Questions fréquentes sur l’offre d’indemnisation de l’assureur
Que se passe-t-il si j’accepte l’offre de l’assureur puis que mon état de santé s’aggrave ?
La transaction signée avec l’assureur a force de chose jugée sur les postes de préjudice qu’elle mentionne expressément. Toutefois, si l’aggravation du dommage est postérieure à la consolidation et n’était pas prévisible au moment de la signature, la victime peut intenter une nouvelle action en indemnisation pour le seul préjudice lié à cette aggravation. L’action se prescrit par dix ans à compter de la manifestation de l’aggravation, conformément à l’article 2226 du code civil. Il est impératif de consulter un avocat spécialisé avant de signer toute transaction, afin de ne pas inclure dans le périmètre transactionnel des préjudices futurs incertains.
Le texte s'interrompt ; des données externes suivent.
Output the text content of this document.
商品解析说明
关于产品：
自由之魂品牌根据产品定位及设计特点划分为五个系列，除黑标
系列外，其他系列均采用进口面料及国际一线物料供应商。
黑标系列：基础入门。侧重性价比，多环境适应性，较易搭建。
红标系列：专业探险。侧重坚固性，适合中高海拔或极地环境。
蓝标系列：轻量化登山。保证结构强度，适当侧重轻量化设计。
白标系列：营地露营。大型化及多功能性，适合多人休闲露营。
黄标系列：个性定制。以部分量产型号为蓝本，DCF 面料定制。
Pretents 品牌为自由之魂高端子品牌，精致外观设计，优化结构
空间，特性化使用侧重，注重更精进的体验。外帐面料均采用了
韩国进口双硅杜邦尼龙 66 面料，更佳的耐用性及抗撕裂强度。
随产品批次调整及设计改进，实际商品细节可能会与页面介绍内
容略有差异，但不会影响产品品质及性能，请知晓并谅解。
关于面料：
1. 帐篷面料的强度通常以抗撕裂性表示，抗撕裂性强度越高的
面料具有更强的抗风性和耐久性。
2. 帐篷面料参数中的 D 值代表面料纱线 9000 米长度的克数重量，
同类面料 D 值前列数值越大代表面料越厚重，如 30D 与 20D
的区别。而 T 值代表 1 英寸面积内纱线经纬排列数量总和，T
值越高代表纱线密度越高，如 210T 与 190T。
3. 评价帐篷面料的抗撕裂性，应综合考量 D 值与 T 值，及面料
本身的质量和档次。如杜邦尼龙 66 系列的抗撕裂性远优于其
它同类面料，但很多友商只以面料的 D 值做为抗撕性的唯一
Puis-je me faire assister d’un avocat dès l’expertise médicale amiable ?
Oui, et c’est fortement recommandé. La loi Badinter impose à l’assureur d’informer expressément la victime de son droit à être assistée par l’avocat de son choix lors de l’expertise médicale. La présence d’un médecin-conseil de victime est tout aussi importante : il peut contester en temps réel les conclusions du médecin-expert de l’assureur, demander l’examen de pièces complémentaires et formuler des réserves qui seront consignées dans le procès-verbal. Un rapport d’expertise non contesté lors de l’examen est très difficile à remettre en cause ultérieurement, sauf à solliciter une nouvelle expertise judiciaire.
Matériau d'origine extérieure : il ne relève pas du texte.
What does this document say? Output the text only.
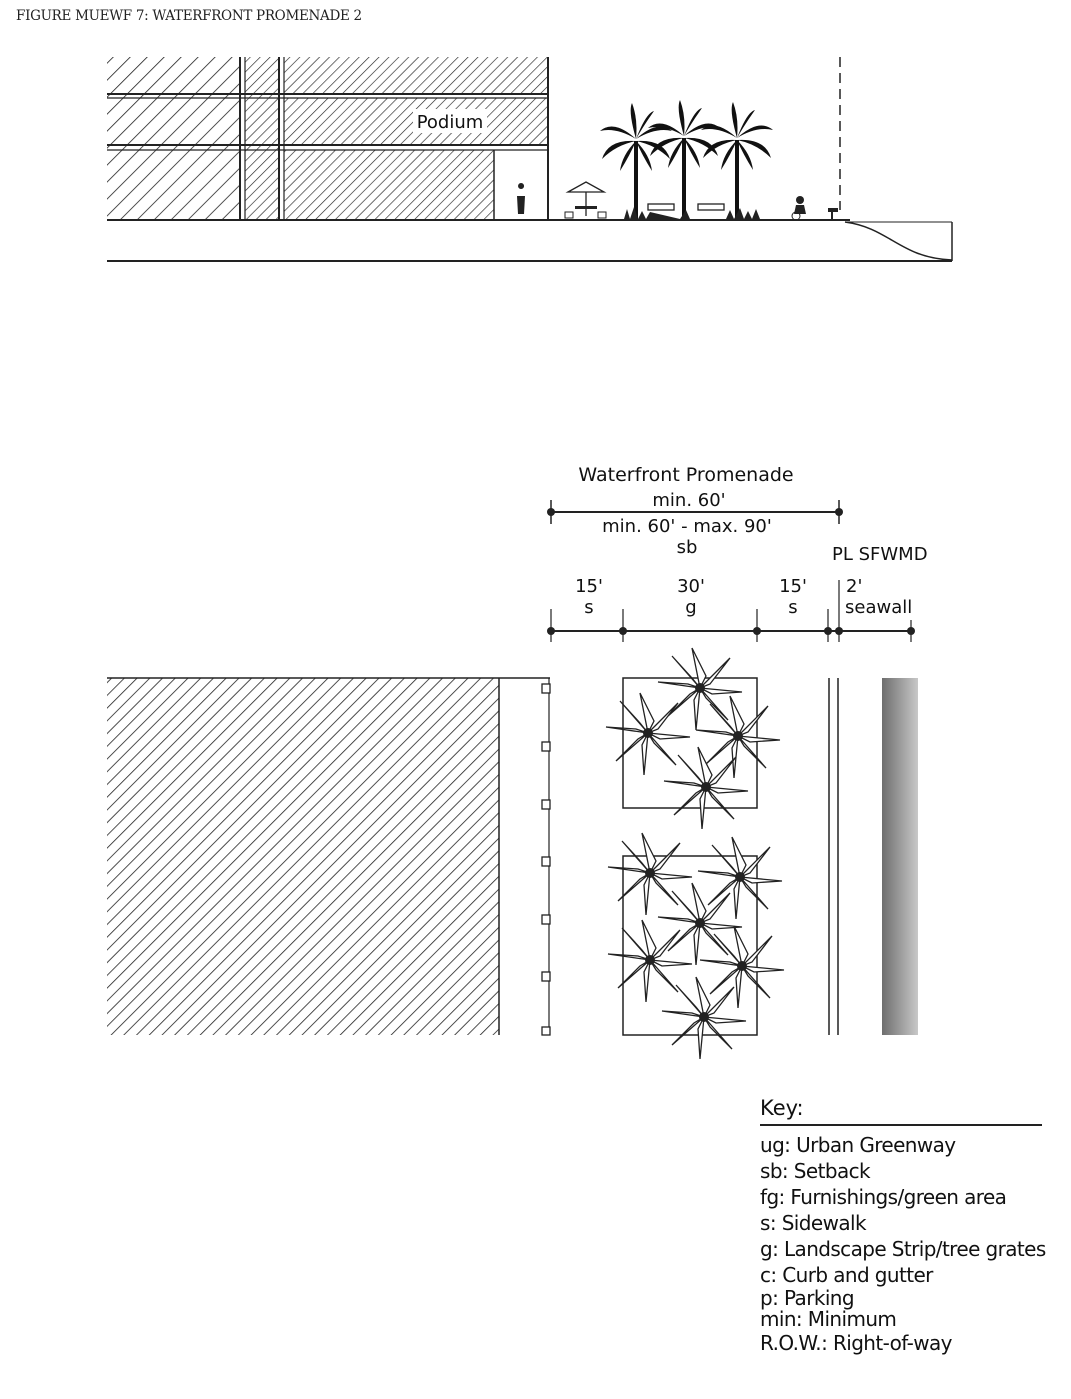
FIGURE MUEWF 7: WATERFRONT PROMENADE 2
Podium
Waterfront Promenade
min. 60'
min. 60' - max. 90'
sb	PL SFWMD
15'
s
30'
g
15'
s
2'
seawall
Key:
ug: Urban Greenway
sb: Setback
fg: Furnishings/green area
s: Sidewalk
g: Landscape Strip/tree grates
c: Curb and gutter
p: Parking
min: Minimum
R.O.W.: Right-of-way
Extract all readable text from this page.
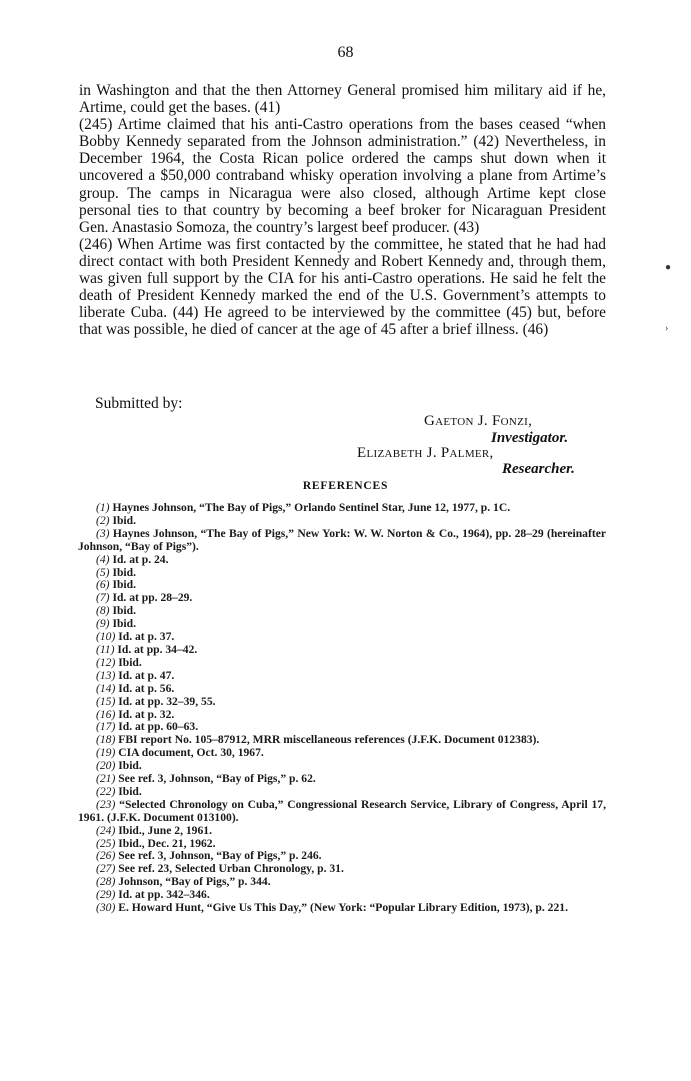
68

in Washington and that the then Attorney General promised him military aid if he, Artime, could get the bases. (41)

(245) Artime claimed that his anti-Castro operations from the bases ceased “when Bobby Kennedy separated from the Johnson administration.” (42) Nevertheless, in December 1964, the Costa Rican police ordered the camps shut down when it uncovered a $50,000 contraband whisky operation involving a plane from Artime’s group. The camps in Nicaragua were also closed, although Artime kept close personal ties to that country by becoming a beef broker for Nicaraguan President Gen. Anastasio Somoza, the country’s largest beef producer. (43)

(246) When Artime was first contacted by the committee, he stated that he had had direct contact with both President Kennedy and Robert Kennedy and, through them, was given full support by the CIA for his anti-Castro operations. He said he felt the death of President Kennedy marked the end of the U.S. Government’s attempts to liberate Cuba. (44) He agreed to be interviewed by the committee (45) but, before that was possible, he died of cancer at the age of 45 after a brief illness. (46)

Submitted by:
Gaeton J. Fonzi,
Investigator.
Elizabeth J. Palmer,
Researcher.
REFERENCES

(1) Haynes Johnson, “The Bay of Pigs,” Orlando Sentinel Star, June 12, 1977, p. 1C.

(2) Ibid.

(3) Haynes Johnson, “The Bay of Pigs,” New York: W. W. Norton & Co., 1964), pp. 28–29 (hereinafter Johnson, “Bay of Pigs”).

(4) Id. at p. 24.

(5) Ibid.

(6) Ibid.

(7) Id. at pp. 28–29.

(8) Ibid.

(9) Ibid.

(10) Id. at p. 37.

(11) Id. at pp. 34–42.

(12) Ibid.

(13) Id. at p. 47.

(14) Id. at p. 56.

(15) Id. at pp. 32–39, 55.

(16) Id. at p. 32.

(17) Id. at pp. 60–63.

(18) FBI report No. 105–87912, MRR miscellaneous references (J.F.K. Document 012383).

(19) CIA document, Oct. 30, 1967.

(20) Ibid.

(21) See ref. 3, Johnson, “Bay of Pigs,” p. 62.

(22) Ibid.

(23) “Selected Chronology on Cuba,” Congressional Research Service, Library of Congress, April 17, 1961. (J.F.K. Document 013100).

(24) Ibid., June 2, 1961.

(25) Ibid., Dec. 21, 1962.

(26) See ref. 3, Johnson, “Bay of Pigs,” p. 246.

(27) See ref. 23, Selected Urban Chronology, p. 31.

(28) Johnson, “Bay of Pigs,” p. 344.

(29) Id. at pp. 342–346.

(30) E. Howard Hunt, “Give Us This Day,” (New York: “Popular Library Edition, 1973), p. 221.

●
›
Quelle est la différence entre une offre provisionnelle et une offre définitive ?
L’offre provisionnelle est formulée avant la consolidation médicale, lorsque l’état de santé de la victime n’est pas encore stabilisé. Elle couvre les préjudices certains à la date de l’offre (frais médicaux engagés, pertes de revenus provisoires, DFT partiel) mais ne préjuge pas des séquelles définitives. L’offre définitive, formulée après la consolidation médicale, intègre l’ensemble des postes de préjudice permanents : AIPP (taux de DFP), PGPF capitalisés, tierce personne permanente, préjudice d’agrément, préjudice sexuel, préjudice esthétique permanent. C’est sur l’offre définitive que porte l’essentiel des négociations, et c’est à ce stade que l’assistance d’un avocat spécialisé est la plus déterminante.
Comment contester un taux d’AIPP trop faible fixé par le médecin-expert de l’assureur ?
La contestation du taux d’AIPP retenu par le médecin-expert de l’assureur s’effectue par deux voies. La voie amiable consiste à mandater un médecin-conseil de victime qui adresse ses observations écrites à l’assureur et peut solliciter une réunion d’expertise contradictoire. La voie judiciaire consiste à saisir le juge des référés d’une demande de désignation d’un expert judiciaire, dont la mission est d’évaluer indépendamment l’ensemble des préjudices. L’expert judiciaire applique le barème du Concours Médical et son rapport constitue la base sur laquelle le tribunal judiciaire fixe les montants d’indemnisation. Le taux d’AIPP obtenu en expertise judiciaire est statistiquement supérieur à celui proposé par le médecin-expert de l’assureur dans les dossiers de blessures graves.